My parents drove me to the airport. I don’t know whether he did it out of support or in resignation, but my Dad surprised me as I got out of the car when he pressed a hundred dollars into my palm, gruffly telling me to be careful.
My nose was glued to the window the entire flight, hoping I could glimpse Cinderella’s Castle from the air before we landed (you can’t). The then-terminal was little more than a brick shed with oversized garage doors on one side (now it’s just used for international baggage).
I’d pre-booked Mears car service to the hotel. The front desk clerk who checked me in didn’t bat an eye–I had pre-paid, I was tall for my age, and very self-assured. I dumped my luggage and raced to catch the next complimentary van to the park. We bypassed the iconic parking lot toll booths, approached the Transportation and Ticket Center, and I got out.
After 1,039 days of planning, hoping and dreaming, I had arrived.
I recall every single moment like it was yesterday.

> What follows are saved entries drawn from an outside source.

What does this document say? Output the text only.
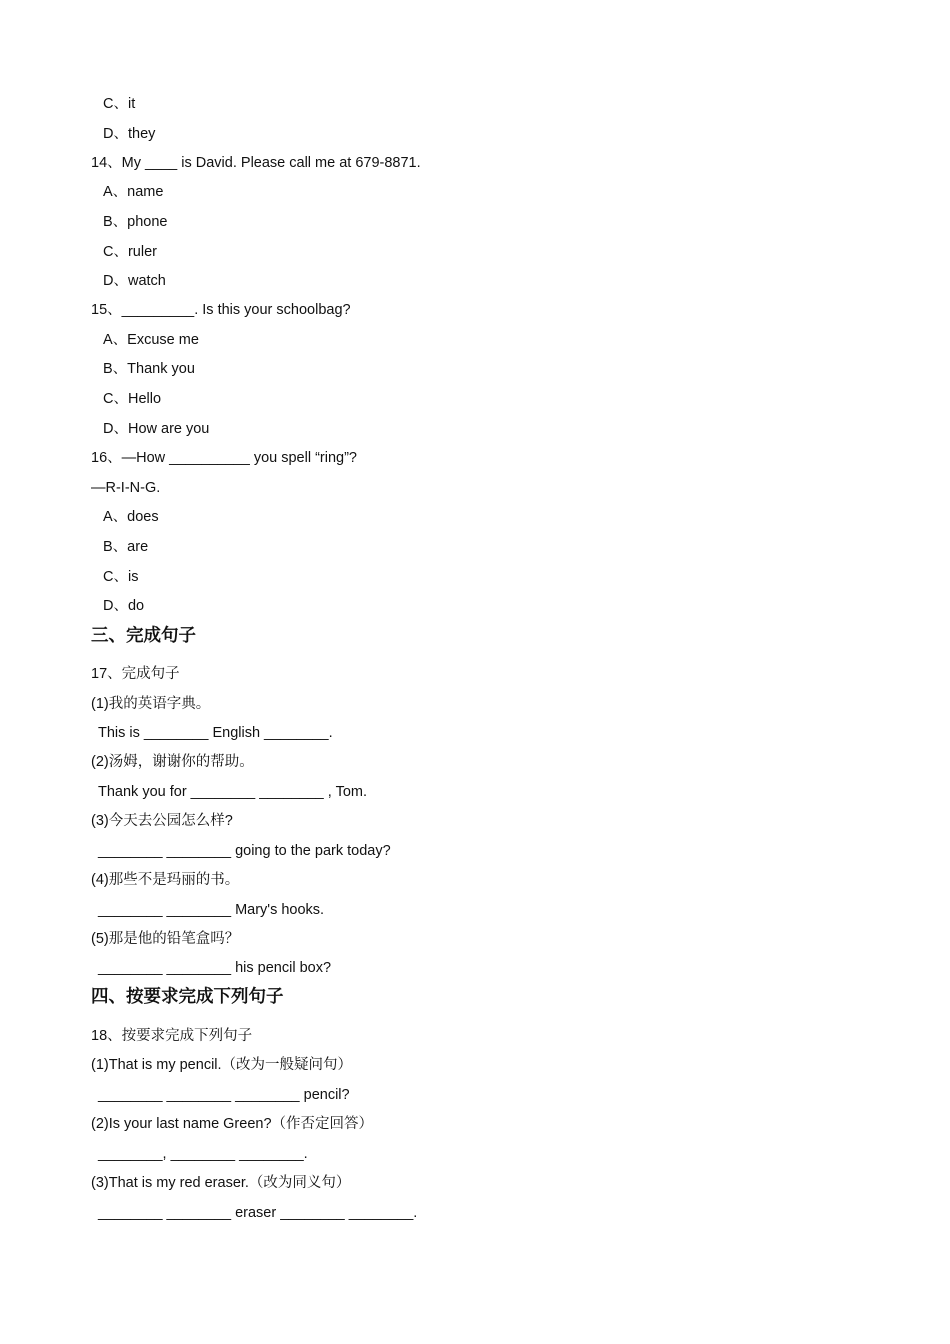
C、it
D、they
14、My ____ is David. Please call me at 679-8871.
A、name
B、phone
C、ruler
D、watch
15、_________. Is this your schoolbag?
A、Excuse me
B、Thank you
C、Hello
D、How are you
16、—How __________ you spell “ring”?
—R-I-N-G.
A、does
B、are
C、is
D、do
三、完成句子
17、完成句子
(1)我的英语字典。
This is ________ English ________.
(2)汤姆，谢谢你的帮助。
Thank you for ________ ________ , Tom.
(3)今天去公园怎么样?
________ ________ going to the park today?
(4)那些不是玛丽的书。
________ ________ Mary's hooks.
(5)那是他的铅笔盒吗？
________ ________ his pencil box?
四、按要求完成下列句子
18、按要求完成下列句子
(1)That is my pencil.（改为一般疑问句）
________ ________ ________ pencil?
(2)Is your last name Green?（作否定回答）
________, ________ ________.
(3)That is my red eraser.（改为同义句）
________ ________ eraser ________ ________.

The monorails. The feeling of walking through the gates and realizing I was really there. Seeing Cinderella’s Castle for the first time. Walking–no, skipping–no, prancing down Main Street, U.S.A. I didn’t care who was watching or what they thought of me–this 14-year-old positively joyous chubby gay boy, finally living out his ultimate Disney fantasy. I felt like I’d just tried on the glass slipper, and it fit perfectly. I was the happiest boy on earth, in T.M.M.P.O.E.

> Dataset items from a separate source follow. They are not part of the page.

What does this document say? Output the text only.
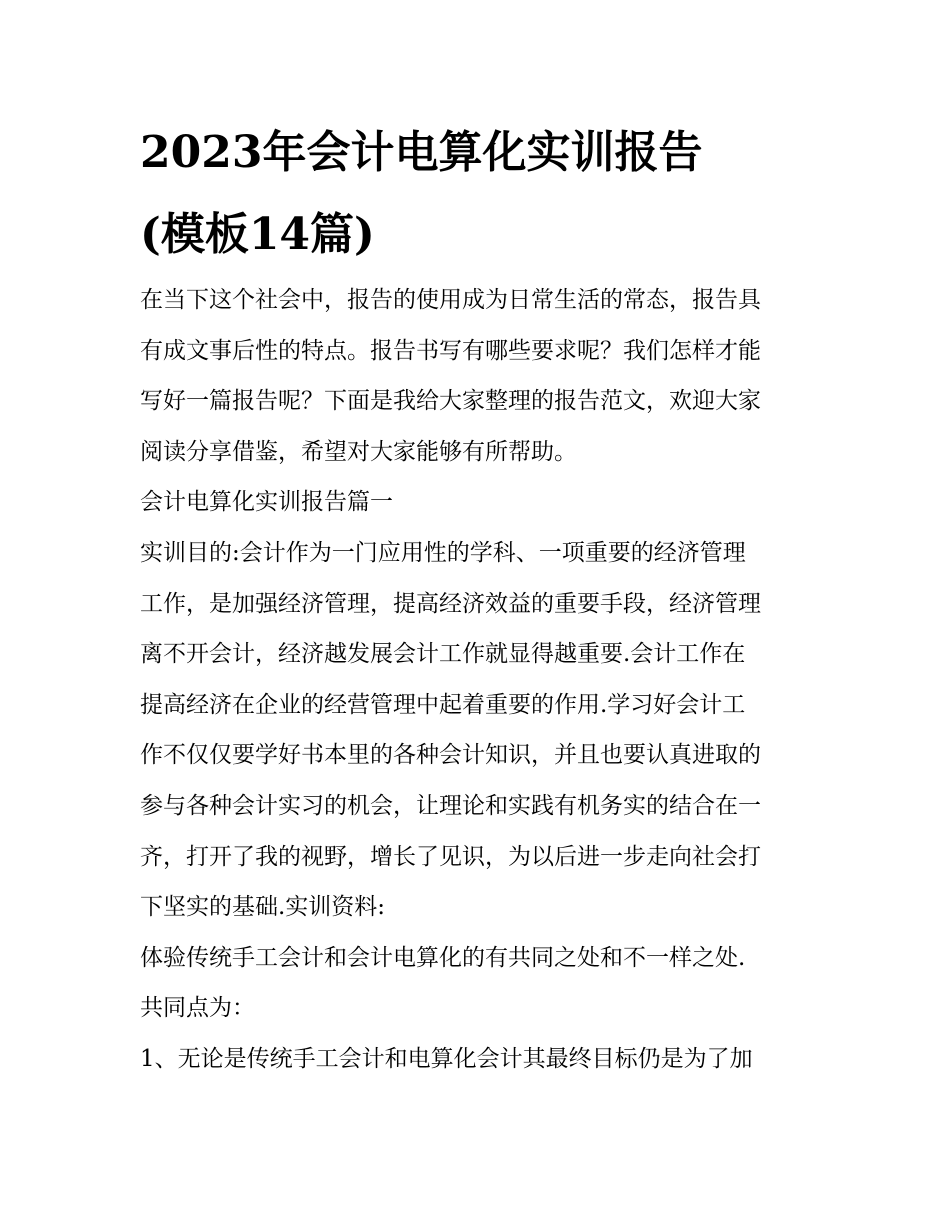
2023年会计电算化实训报告
(模板14篇)
在当下这个社会中，报告的使用成为日常生活的常态，报告具
有成文事后性的特点。报告书写有哪些要求呢？我们怎样才能
写好一篇报告呢？下面是我给大家整理的报告范文，欢迎大家
阅读分享借鉴，希望对大家能够有所帮助。
会计电算化实训报告篇一
实训目的:会计作为一门应用性的学科、一项重要的经济管理
工作，是加强经济管理，提高经济效益的重要手段，经济管理
离不开会计，经济越发展会计工作就显得越重要.会计工作在
提高经济在企业的经营管理中起着重要的作用.学习好会计工
作不仅仅要学好书本里的各种会计知识，并且也要认真进取的
参与各种会计实习的机会，让理论和实践有机务实的结合在一
齐，打开了我的视野，增长了见识，为以后进一步走向社会打
下坚实的基础.实训资料:
体验传统手工会计和会计电算化的有共同之处和不一样之处.
共同点为：
1、无论是传统手工会计和电算化会计其最终目标仍是为了加
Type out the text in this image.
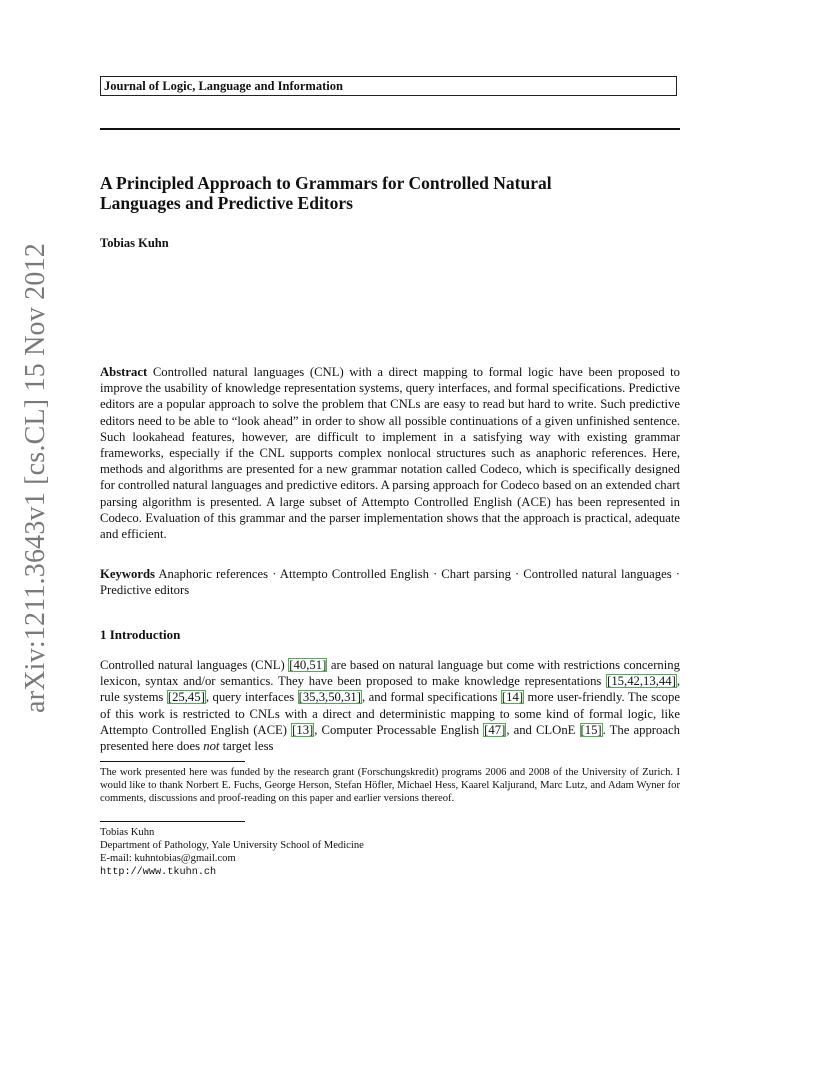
Journal of Logic, Language and Information
A Principled Approach to Grammars for Controlled Natural
Languages and Predictive Editors
Tobias Kuhn
arXiv:1211.3643v1 [cs.CL] 15 Nov 2012	Abstract Controlled natural languages (CNL) with a direct mapping to formal logic have been proposed to improve the usability of knowledge representation systems, query interfaces, and formal specifications. Predictive editors are a popular approach to solve the problem that CNLs are easy to read but hard to write. Such predictive editors need to be able to “look ahead” in order to show all possible continuations of a given unfinished sentence. Such lookahead features, however, are difficult to implement in a satisfying way with existing grammar frameworks, especially if the CNL supports complex nonlocal structures such as anaphoric references. Here, methods and algorithms are presented for a new grammar notation called Codeco, which is specifically designed for controlled natural languages and predictive editors. A parsing approach for Codeco based on an extended chart parsing algorithm is presented. A large subset of Attempto Controlled English (ACE) has been represented in Codeco. Evaluation of this grammar and the parser implementation shows that the approach is practical, adequate and efficient.

Keywords Anaphoric references · Attempto Controlled English · Chart parsing · Controlled natural languages · Predictive editors

1 Introduction

Controlled natural languages (CNL) [40,51] are based on natural language but come with restrictions concerning lexicon, syntax and/or semantics. They have been proposed to make knowledge representations [15,42,13,44], rule systems [25,45], query interfaces [35,3,50,31], and formal specifications [14] more user-friendly. The scope of this work is restricted to CNLs with a direct and deterministic mapping to some kind of formal logic, like Attempto Controlled English (ACE) [13], Computer Processable English [47], and CLOnE [15]. The approach presented here does not target less

The work presented here was funded by the research grant (Forschungskredit) programs 2006 and 2008 of the University of Zurich. I would like to thank Norbert E. Fuchs, George Herson, Stefan Höfler, Michael Hess, Kaarel Kaljurand, Marc Lutz, and Adam Wyner for comments, discussions and proof-reading on this paper and earlier versions thereof.

Tobias Kuhn
Department of Pathology, Yale University School of Medicine
E-mail: kuhntobias@gmail.com
http://www.tkuhn.ch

It was heaven. I arrived every morning before opening and stayed til after closing. I rode the rides and the monorails again and again. Visited each of the hotels. Rented a little speedboat and explored the lakes. Pretended to be a guest so I could swim in the pool at the Polynesian (you could hear the music underwater!). Filled an empty suntan bottle with water from the Seven Seas lagoon, and a used Disney soft drink cup with sand from the beach to take back to Indiana (I still have both). I went wherever I wanted to go and did whatever I wanted to do, whenever I wanted to do it. I was free.
I wanted to stay forever.
And before I forget: Fairy Godmothers are real. My first day there, waiting in line for The Haunted Mansion, I met Jean, an 18-year-old off-duty ticket seller searching for her boyfriend Dave, who worked inside. We struck up a conversation and she ended up riding with me. We eventually found Dave and they took me down into the Utilidors (OMG!), under their wings, and home for dinner. I saw them every day. Not only have they been two of my closest friends ever since, each of their children (and grandchildren) knows by heart the story of “Mr. Bill” and how he ran away to Disney World and became part of their family.

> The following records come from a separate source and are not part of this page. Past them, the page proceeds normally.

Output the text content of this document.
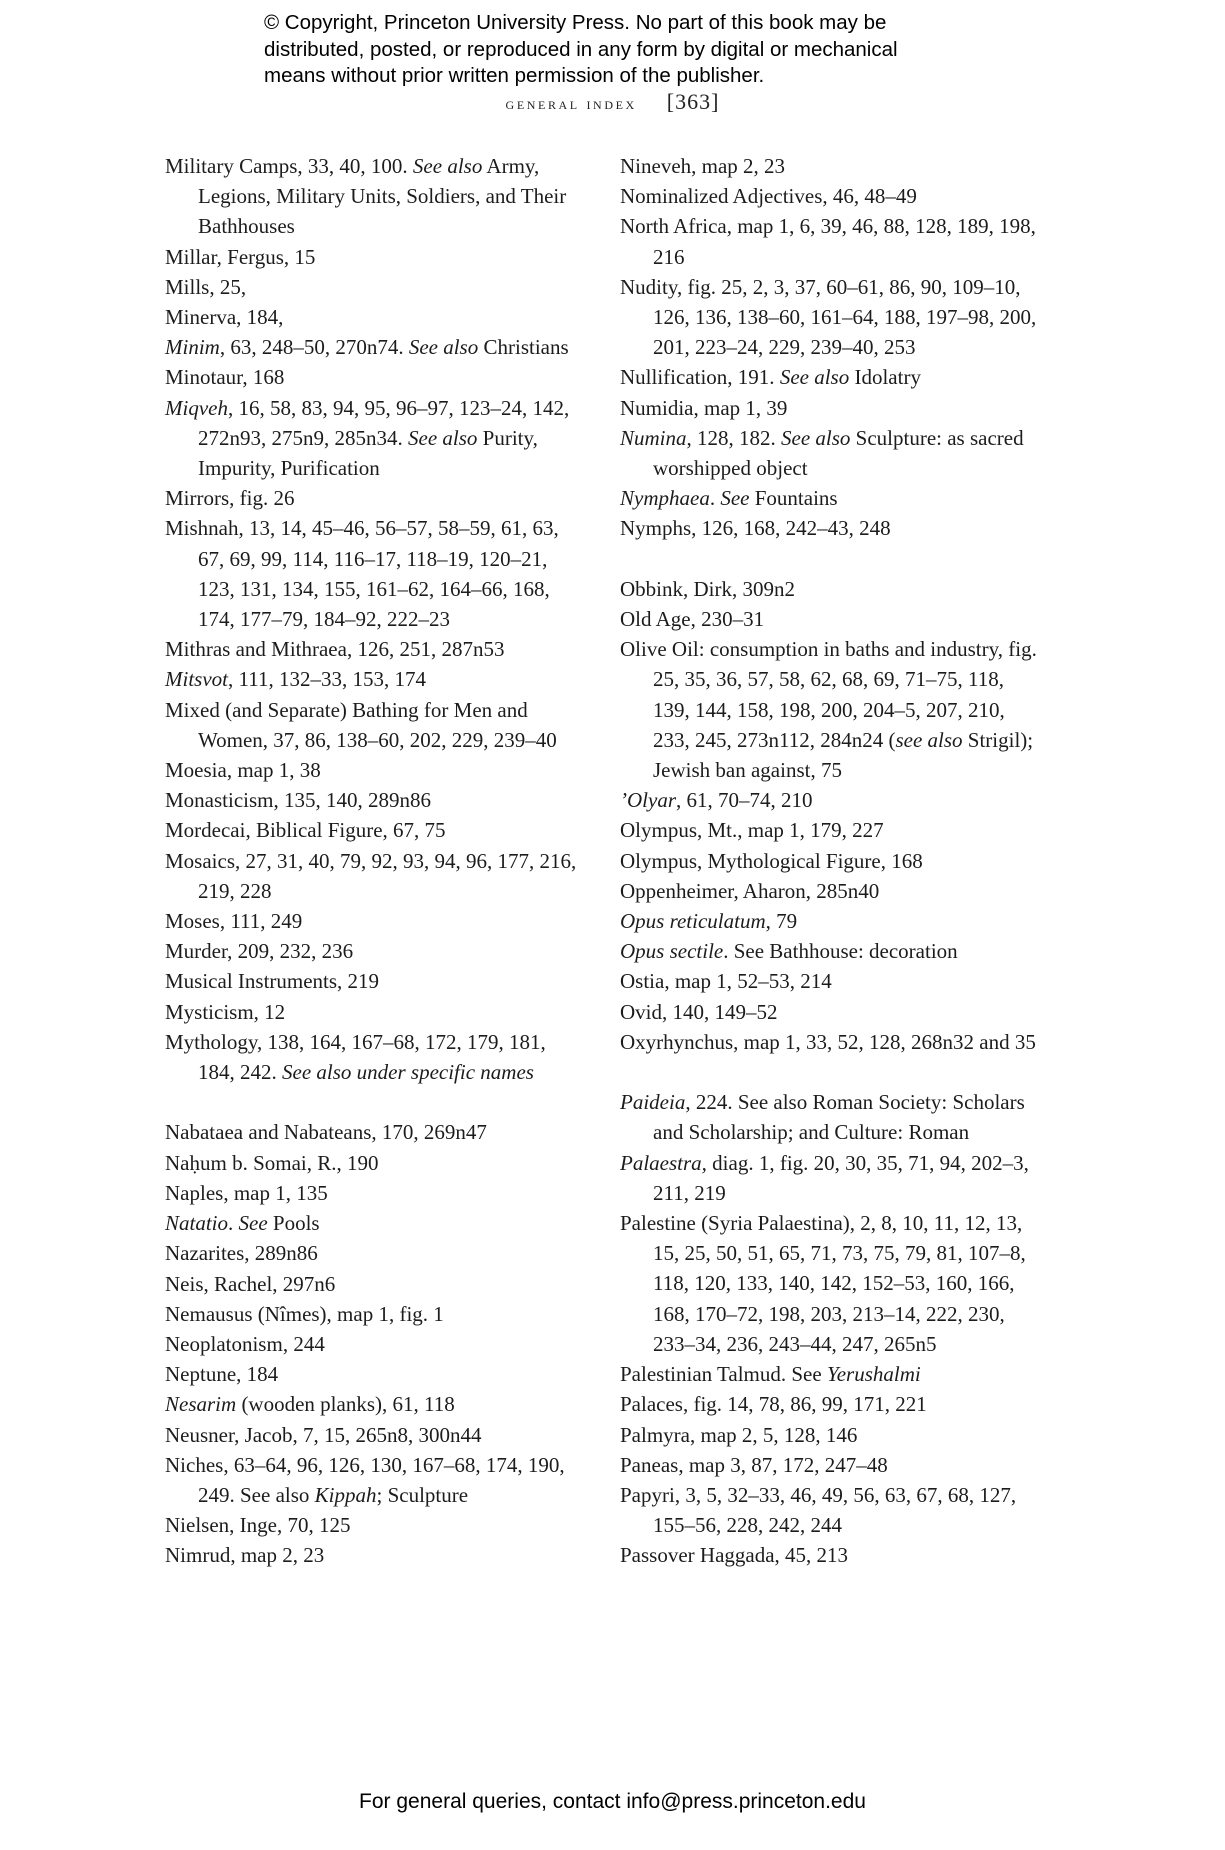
© Copyright, Princeton University Press. No part of this book may be
distributed, posted, or reproduced in any form by digital or mechanical
means without prior written permission of the publisher.
general index [363]
Military Camps, 33, 40, 100. See also Army, Legions, Military Units, Soldiers, and Their Bathhouses
Millar, Fergus, 15
Mills, 25,
Minerva, 184,
Minim, 63, 248–50, 270n74. See also Christians
Minotaur, 168
Miqveh, 16, 58, 83, 94, 95, 96–97, 123–24, 142, 272n93, 275n9, 285n34. See also Purity, Impurity, Purification
Mirrors, fig. 26
Mishnah, 13, 14, 45–46, 56–57, 58–59, 61, 63, 67, 69, 99, 114, 116–17, 118–19, 120–21, 123, 131, 134, 155, 161–62, 164–66, 168, 174, 177–79, 184–92, 222–23
Mithras and Mithraea, 126, 251, 287n53
Mitsvot, 111, 132–33, 153, 174
Mixed (and Separate) Bathing for Men and Women, 37, 86, 138–60, 202, 229, 239–40
Moesia, map 1, 38
Monasticism, 135, 140, 289n86
Mordecai, Biblical Figure, 67, 75
Mosaics, 27, 31, 40, 79, 92, 93, 94, 96, 177, 216, 219, 228
Moses, 111, 249
Murder, 209, 232, 236
Musical Instruments, 219
Mysticism, 12
Mythology, 138, 164, 167–68, 172, 179, 181, 184, 242. See also under specific names
Nabataea and Nabateans, 170, 269n47
Naḥum b. Somai, R., 190
Naples, map 1, 135
Natatio. See Pools
Nazarites, 289n86
Neis, Rachel, 297n6
Nemausus (Nîmes), map 1, fig. 1
Neoplatonism, 244
Neptune, 184
Nesarim (wooden planks), 61, 118
Neusner, Jacob, 7, 15, 265n8, 300n44
Niches, 63–64, 96, 126, 130, 167–68, 174, 190, 249. See also Kippah; Sculpture
Nielsen, Inge, 70, 125
Nimrud, map 2, 23
Nineveh, map 2, 23
Nominalized Adjectives, 46, 48–49
North Africa, map 1, 6, 39, 46, 88, 128, 189, 198, 216
Nudity, fig. 25, 2, 3, 37, 60–61, 86, 90, 109–10, 126, 136, 138–60, 161–64, 188, 197–98, 200, 201, 223–24, 229, 239–40, 253
Nullification, 191. See also Idolatry
Numidia, map 1, 39
Numina, 128, 182. See also Sculpture: as sacred worshipped object
Nymphaea. See Fountains
Nymphs, 126, 168, 242–43, 248
Obbink, Dirk, 309n2
Old Age, 230–31
Olive Oil: consumption in baths and industry, fig. 25, 35, 36, 57, 58, 62, 68, 69, 71–75, 118, 139, 144, 158, 198, 200, 204–5, 207, 210, 233, 245, 273n112, 284n24 (see also Strigil); Jewish ban against, 75
’Olyar, 61, 70–74, 210
Olympus, Mt., map 1, 179, 227
Olympus, Mythological Figure, 168
Oppenheimer, Aharon, 285n40
Opus reticulatum, 79
Opus sectile. See Bathhouse: decoration
Ostia, map 1, 52–53, 214
Ovid, 140, 149–52
Oxyrhynchus, map 1, 33, 52, 128, 268n32 and 35
Paideia, 224. See also Roman Society: Scholars and Scholarship; and Culture: Roman
Palaestra, diag. 1, fig. 20, 30, 35, 71, 94, 202–3, 211, 219
Palestine (Syria Palaestina), 2, 8, 10, 11, 12, 13, 15, 25, 50, 51, 65, 71, 73, 75, 79, 81, 107–8, 118, 120, 133, 140, 142, 152–53, 160, 166, 168, 170–72, 198, 203, 213–14, 222, 230, 233–34, 236, 243–44, 247, 265n5
Palestinian Talmud. See Yerushalmi
Palaces, fig. 14, 78, 86, 99, 171, 221
Palmyra, map 2, 5, 128, 146
Paneas, map 3, 87, 172, 247–48
Papyri, 3, 5, 32–33, 46, 49, 56, 63, 67, 68, 127, 155–56, 228, 242, 244
Passover Haggada, 45, 213
For general queries, contact info@press.princeton.edu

They say all dreams come to an end.
They lie.
I’ve visited Disney World more times than I can count (Disneyland, too). I snuck into the Disney Studios in the ’80s, had lunch in the commissary, toured the archives, and might even have snagged myself an employee nametag. I finagled (ok, appropriated) press credentials to both the grand re-opening of Disneyland’s new Tomorrowland in 1998 and the Grand Opening of the Disney/MGM Studios in 1989 (I even appear briefly in their grand opening tv special on the Disney Channel–talk about full-circle). I’ve sung in two Disney films, Pocahontas and Mulan, and in an EPCOT attraction as a singing faucet (it was embarrassingly bad). Marvin Hamlisch granted me permission to be the first artist to record his and Howard Ashman’s “Disneyland”, for my first CD–they could’ve written it about me. So many Disney stories.
I celebrate that little boy’s grit and determination–so daring and unstoppable–and sometimes I also mourn the childhood he was so desperate to escape, and the parents who were so absent (or understanding?) that they let him go.
And.
Without that suffering, I might never have longed deeply enough to summon that “spark,” take on that dream, and risk the journey that brought me the happy ending that saved my life.
I never realized that in doing so, I’d become the hero of my own Disney movie.
Some people deride impossibly happy endings with a dismissive, “That’s so Disney,” but not me. Not only do I believe in impossibly happy endings, I will proudly tell you that mine was perfectly Disney.